Temptation, thy name is Anthony.
It's been months since I broke up with him, so why is he still vexing me?
He came into my office recently, and we chatted for too long (I ended up being late for my "date" with Melissa.) I still find him extremely good-looking, and he's growing his hair out again, which I find particularly fetching. I haven't seen him in a few weeks, so his handsomeness hit me particularly hard. Curse him!
While we were talking, his mom texted him, asking where he was and if he wanted to eat dinner with them. He texted back that he was talking to me at my work. She asked if I was going out with him again. He read me her question then cocked a single eyebrow at me, "Well, what should I tell her?" He grinned.
I know he still likes me. He still talks about when we get married. He tells me I look pretty. He says other nice things to me. We have a good time together. He makes me laugh, we can talk about everything - nothing is off-limits, and he likes me. I know this. I trust this. This is unusual for me. It's a tempting, tempting idea to give "us" another try.
So, I was tempted to bat my eyelashes and say, Tell her 'yes'. I knew I should shake my head sorrowfully and say, It's probably best that you tell her 'no'. Instead, I chickened out and shot back at him, You haven't asked. What was I thinking???
He told me what he was writing as he wrote. He wrote, I haven't asked her, yet. YET? Who said anything about 'yet'? She wrote back, ASK HER! He showed me her text and I panicked. What if he asked? What would I say?
He looked at me and told me that his mom (and the rest of his family) really likes me and thought that he and I looked really good together. They want us to get back together, he said. I reciprocated by saying that my family had really liked him, too, and especially enjoyed playing games with him.

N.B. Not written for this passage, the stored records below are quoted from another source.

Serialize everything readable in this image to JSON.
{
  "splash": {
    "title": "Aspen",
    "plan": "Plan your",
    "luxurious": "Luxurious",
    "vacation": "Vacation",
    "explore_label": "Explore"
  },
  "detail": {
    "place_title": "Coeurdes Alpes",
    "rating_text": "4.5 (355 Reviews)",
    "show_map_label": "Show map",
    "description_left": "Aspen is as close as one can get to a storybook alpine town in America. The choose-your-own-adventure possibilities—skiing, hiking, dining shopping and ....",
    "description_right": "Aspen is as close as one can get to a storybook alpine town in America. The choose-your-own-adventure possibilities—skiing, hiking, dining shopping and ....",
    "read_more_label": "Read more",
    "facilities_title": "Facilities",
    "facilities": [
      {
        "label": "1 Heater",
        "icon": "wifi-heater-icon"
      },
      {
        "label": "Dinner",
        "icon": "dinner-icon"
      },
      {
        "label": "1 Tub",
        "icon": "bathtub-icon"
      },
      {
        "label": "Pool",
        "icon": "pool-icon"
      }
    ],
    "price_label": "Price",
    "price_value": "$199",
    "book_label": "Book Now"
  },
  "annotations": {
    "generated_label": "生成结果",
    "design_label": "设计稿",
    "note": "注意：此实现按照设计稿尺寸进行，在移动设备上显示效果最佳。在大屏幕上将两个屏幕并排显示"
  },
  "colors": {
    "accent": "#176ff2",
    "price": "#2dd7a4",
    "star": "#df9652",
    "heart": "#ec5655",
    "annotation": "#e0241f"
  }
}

*Moment of awkward silence. *
I felt like he was gearing up to say something, so I quickly averted the possibility of having to accept or reject him by asking him how his mom's business was going. I followed up his responses with more questions. We went off on this subject for awhile, which led to another tangent, which led to another tangent, etc. 'til I started telling him I needed to go. The subject never came up again.
Whew. Temptation over.
The problem is, I shouldn't be tempted. I have very good reasons for not dating him. I know these reasons very well. They are very good reasons!
Sigh. Heaven help me.
7 comments:
I'm all out of advice but am sending you loads of moral support.
No advice here either, sorry. I will follow Framed's example and send moral support.

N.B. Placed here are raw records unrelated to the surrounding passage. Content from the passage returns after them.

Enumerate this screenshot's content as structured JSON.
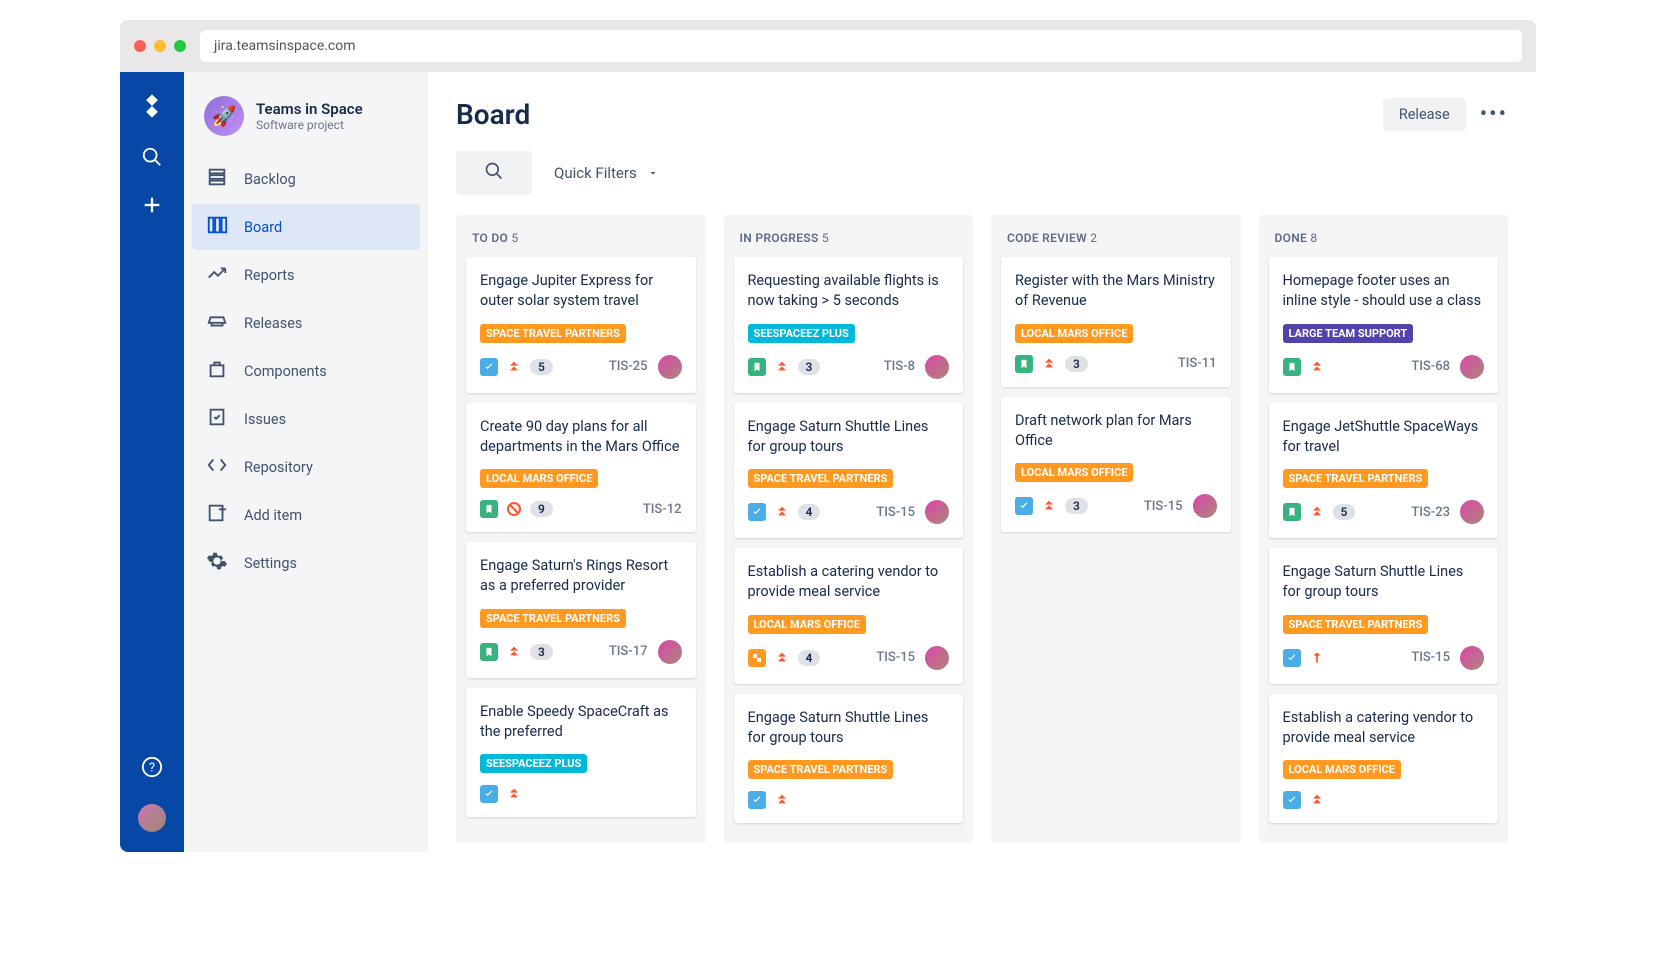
{
  "browser": {
    "url": "jira.teamsinspace.com"
  },
  "project": {
    "name": "Teams in Space",
    "type": "Software project"
  },
  "nav": {
    "items": [
      {
        "label": "Backlog"
      },
      {
        "label": "Board"
      },
      {
        "label": "Reports"
      },
      {
        "label": "Releases"
      },
      {
        "label": "Components"
      },
      {
        "label": "Issues"
      },
      {
        "label": "Repository"
      },
      {
        "label": "Add item"
      },
      {
        "label": "Settings"
      }
    ],
    "activeIndex": 1
  },
  "header": {
    "title": "Board",
    "releaseLabel": "Release",
    "quickFiltersLabel": "Quick Filters"
  },
  "labels": {
    "spaceTravelPartners": "SPACE TRAVEL PARTNERS",
    "seespaceezPlus": "SEESPACEEZ PLUS",
    "localMarsOffice": "LOCAL MARS OFFICE",
    "largeTeamSupport": "LARGE TEAM SUPPORT"
  },
  "columns": [
    {
      "name": "TO DO",
      "count": "5",
      "cards": [
        {
          "title": "Engage Jupiter Express for outer solar system travel",
          "label": "spaceTravelPartners",
          "labelStyle": "lbl-orange",
          "type": "task",
          "priority": "highest",
          "points": "5",
          "key": "TIS-25",
          "hasAvatar": true
        },
        {
          "title": "Create 90 day plans for all departments in the Mars Office",
          "label": "localMarsOffice",
          "labelStyle": "lbl-orange",
          "type": "story",
          "priority": "blocker",
          "points": "9",
          "key": "TIS-12",
          "hasAvatar": false
        },
        {
          "title": "Engage Saturn's Rings Resort as a preferred provider",
          "label": "spaceTravelPartners",
          "labelStyle": "lbl-orange",
          "type": "story",
          "priority": "highest",
          "points": "3",
          "key": "TIS-17",
          "hasAvatar": true
        },
        {
          "title": "Enable Speedy SpaceCraft as the preferred",
          "label": "seespaceezPlus",
          "labelStyle": "lbl-teal",
          "type": "task",
          "priority": "highest",
          "points": "",
          "key": "",
          "hasAvatar": false
        }
      ]
    },
    {
      "name": "IN PROGRESS",
      "count": "5",
      "cards": [
        {
          "title": "Requesting available flights is now taking > 5 seconds",
          "label": "seespaceezPlus",
          "labelStyle": "lbl-teal",
          "type": "story",
          "priority": "highest",
          "points": "3",
          "key": "TIS-8",
          "hasAvatar": true
        },
        {
          "title": "Engage Saturn Shuttle Lines for group tours",
          "label": "spaceTravelPartners",
          "labelStyle": "lbl-orange",
          "type": "task",
          "priority": "highest",
          "points": "4",
          "key": "TIS-15",
          "hasAvatar": true
        },
        {
          "title": "Establish a catering vendor to provide meal service",
          "label": "localMarsOffice",
          "labelStyle": "lbl-orange",
          "type": "sub",
          "priority": "highest",
          "points": "4",
          "key": "TIS-15",
          "hasAvatar": true
        },
        {
          "title": "Engage Saturn Shuttle Lines for group tours",
          "label": "spaceTravelPartners",
          "labelStyle": "lbl-orange",
          "type": "task",
          "priority": "highest",
          "points": "",
          "key": "",
          "hasAvatar": false
        }
      ]
    },
    {
      "name": "CODE REVIEW",
      "count": "2",
      "cards": [
        {
          "title": "Register with the Mars Ministry of Revenue",
          "label": "localMarsOffice",
          "labelStyle": "lbl-orange",
          "type": "story",
          "priority": "highest",
          "points": "3",
          "key": "TIS-11",
          "hasAvatar": false
        },
        {
          "title": "Draft network plan for Mars Office",
          "label": "localMarsOffice",
          "labelStyle": "lbl-orange",
          "type": "task",
          "priority": "highest",
          "points": "3",
          "key": "TIS-15",
          "hasAvatar": true
        }
      ]
    },
    {
      "name": "DONE",
      "count": "8",
      "cards": [
        {
          "title": "Homepage footer uses an inline style - should use a class",
          "label": "largeTeamSupport",
          "labelStyle": "lbl-purple",
          "type": "story",
          "priority": "highest",
          "points": "",
          "key": "TIS-68",
          "hasAvatar": true
        },
        {
          "title": "Engage JetShuttle SpaceWays for travel",
          "label": "spaceTravelPartners",
          "labelStyle": "lbl-orange",
          "type": "story",
          "priority": "highest",
          "points": "5",
          "key": "TIS-23",
          "hasAvatar": true
        },
        {
          "title": "Engage Saturn Shuttle Lines for group tours",
          "label": "spaceTravelPartners",
          "labelStyle": "lbl-orange",
          "type": "task",
          "priority": "high",
          "points": "",
          "key": "TIS-15",
          "hasAvatar": true
        },
        {
          "title": "Establish a catering vendor to provide meal service",
          "label": "localMarsOffice",
          "labelStyle": "lbl-orange",
          "type": "task",
          "priority": "highest",
          "points": "",
          "key": "",
          "hasAvatar": false
        }
      ]
    }
  ]
}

Ah, redirection - a great form of getting out of a sticky situation. I use it all the time on my kids.
I think (and this is just me rambling) you will always feel that temptation for Anthony until you have what you really want in the relationship category, whether that's you single or dating or engaged, or married, or whatever.
In any case, good luck. You will find someone to be with, and the right reasons to be with them.
Why do men do this to us?
Why do they have this kind of power over our hearts?

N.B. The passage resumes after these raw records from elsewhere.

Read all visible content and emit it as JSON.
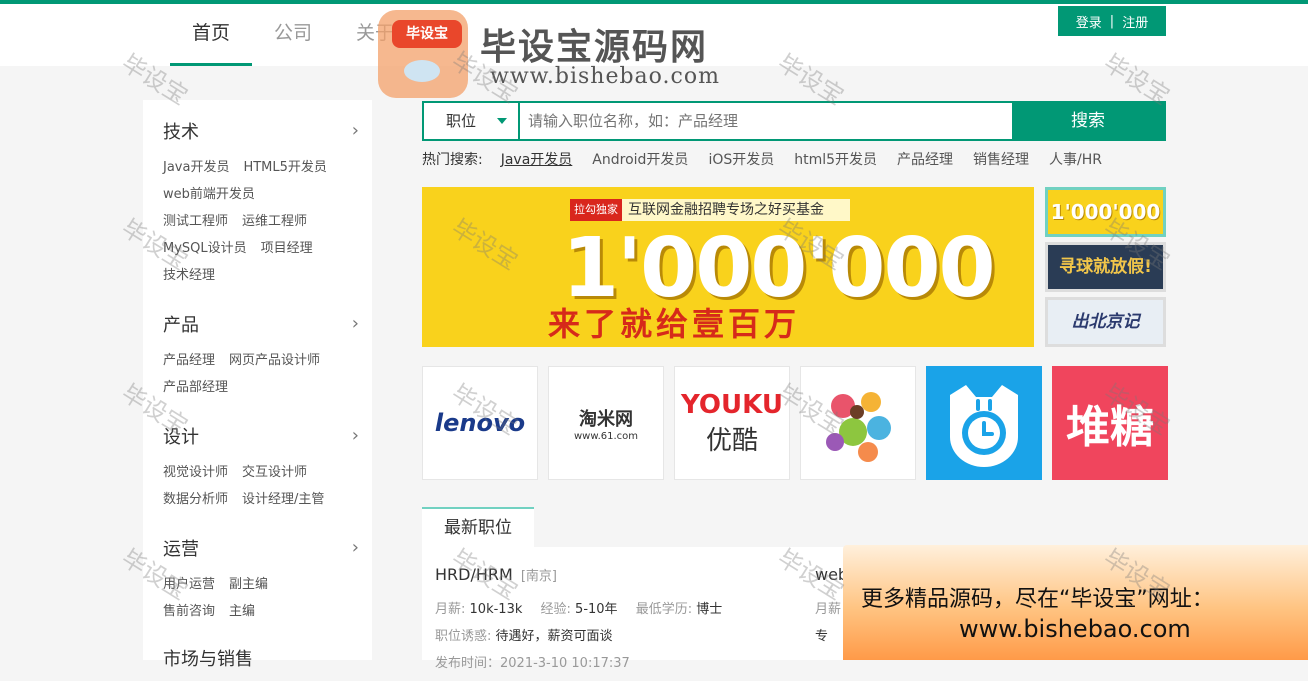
{
  "header": {
    "nav": [
      "首页",
      "公司",
      "关于"
    ],
    "auth": {
      "login": "登录",
      "sep": "|",
      "register": "注册"
    }
  },
  "watermark": {
    "badge": "毕设宝",
    "site": "毕设宝源码网",
    "url": "www.bishebao.com",
    "stamp": "毕设宝"
  },
  "sidebar": {
    "categories": [
      {
        "title": "技术",
        "links": [
          "Java开发员",
          "HTML5开发员",
          "web前端开发员",
          "测试工程师",
          "运维工程师",
          "MySQL设计员",
          "项目经理",
          "技术经理"
        ]
      },
      {
        "title": "产品",
        "links": [
          "产品经理",
          "网页产品设计师",
          "产品部经理"
        ]
      },
      {
        "title": "设计",
        "links": [
          "视觉设计师",
          "交互设计师",
          "数据分析师",
          "设计经理/主管"
        ]
      },
      {
        "title": "运营",
        "links": [
          "用户运营",
          "副主编",
          "售前咨询",
          "主编"
        ]
      },
      {
        "title": "市场与销售",
        "links": []
      }
    ]
  },
  "search": {
    "type_label": "职位",
    "placeholder": "请输入职位名称，如：产品经理",
    "button": "搜索"
  },
  "hot": {
    "label": "热门搜索:",
    "items": [
      "Java开发员",
      "Android开发员",
      "iOS开发员",
      "html5开发员",
      "产品经理",
      "销售经理",
      "人事/HR"
    ]
  },
  "banner": {
    "badge": "拉勾独家",
    "promo": "互联网金融招聘专场之好买基金",
    "big": "1'000'000",
    "sub": "来了就给壹百万"
  },
  "thumbs": [
    "1'000'000",
    "寻球就放假!",
    "出北京记"
  ],
  "logos": {
    "lenovo": "lenovo",
    "taomi_name": "淘米网",
    "taomi_url": "www.61.com",
    "youku_en": "YOUKU",
    "youku_cn": "优酷",
    "duitang": "堆糖"
  },
  "tabs": {
    "latest": "最新职位"
  },
  "jobs": [
    {
      "title": "HRD/HRM",
      "city": "[南京]",
      "salary_label": "月薪:",
      "salary": "10k-13k",
      "exp_label": "经验:",
      "exp": "5-10年",
      "edu_label": "最低学历:",
      "edu": "博士",
      "perk_label": "职位诱惑:",
      "perk": "待遇好，薪资可面谈",
      "time": "发布时间：2021-3-10 10:17:37"
    },
    {
      "title": "web",
      "salary_label": "月薪",
      "extra": "专"
    }
  ],
  "ad": {
    "line1": "更多精品源码，尽在“毕设宝”网址：",
    "line2": "www.bishebao.com"
  },
  "colors": {
    "brand": "#019875",
    "accent_light": "#71d1c1",
    "banner_yellow": "#f9d21c"
  }
}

Why do our brains go fuzzy when they show interest?
It's just not fair.
I love it when you use words like 'vex'. Yeah, really no advice and is it so awful that I enjoy hearing about all these interludes so much that even though it's somewhat uncomfortable for you I'm loving reading about them. Oh what selfish girl I am. I have to live vicariously through someone.
Oh, I should have read this last night.
I like how you said he looks fetching. THAT is a great way to put it.
I have no advice. I need yours.
Framed and Aly, thanks for the moral support. I'm a little embarrassed that I need it at this point!
Missy, yes, redirection is a powerful force. It's a good thing we use it for good, not evil. I think you could be right about that. I had a silly crush on a guy for way too long because there wasn't anything else happening on that front. Unfortunately, nothing is happening on that front right now, so I guess I'll just have to keep fightin' temptation.
Sarah, good questions! Isn't it frustrating??? I agree, it isn't fair. Do we do this to them???
Cassie, thanks. I thought the word apt for the situation. I'm glad you enjoy reading about it. I enjoy telling about it (or else I wouldn't blog it for the whole world to read - if the whole world actually read my blog). So, don't feel selfish, I'm glad you enjoy it. And, I understand the living vicariously part - that's why I enjoyed hearing the updates about your ex-roommate and her boyfriend (now hubby). :)
Cardine, I emailed you. I should take my own advice. Sometimes it's easier to dish out than do myself. Good luck. May we both succeed.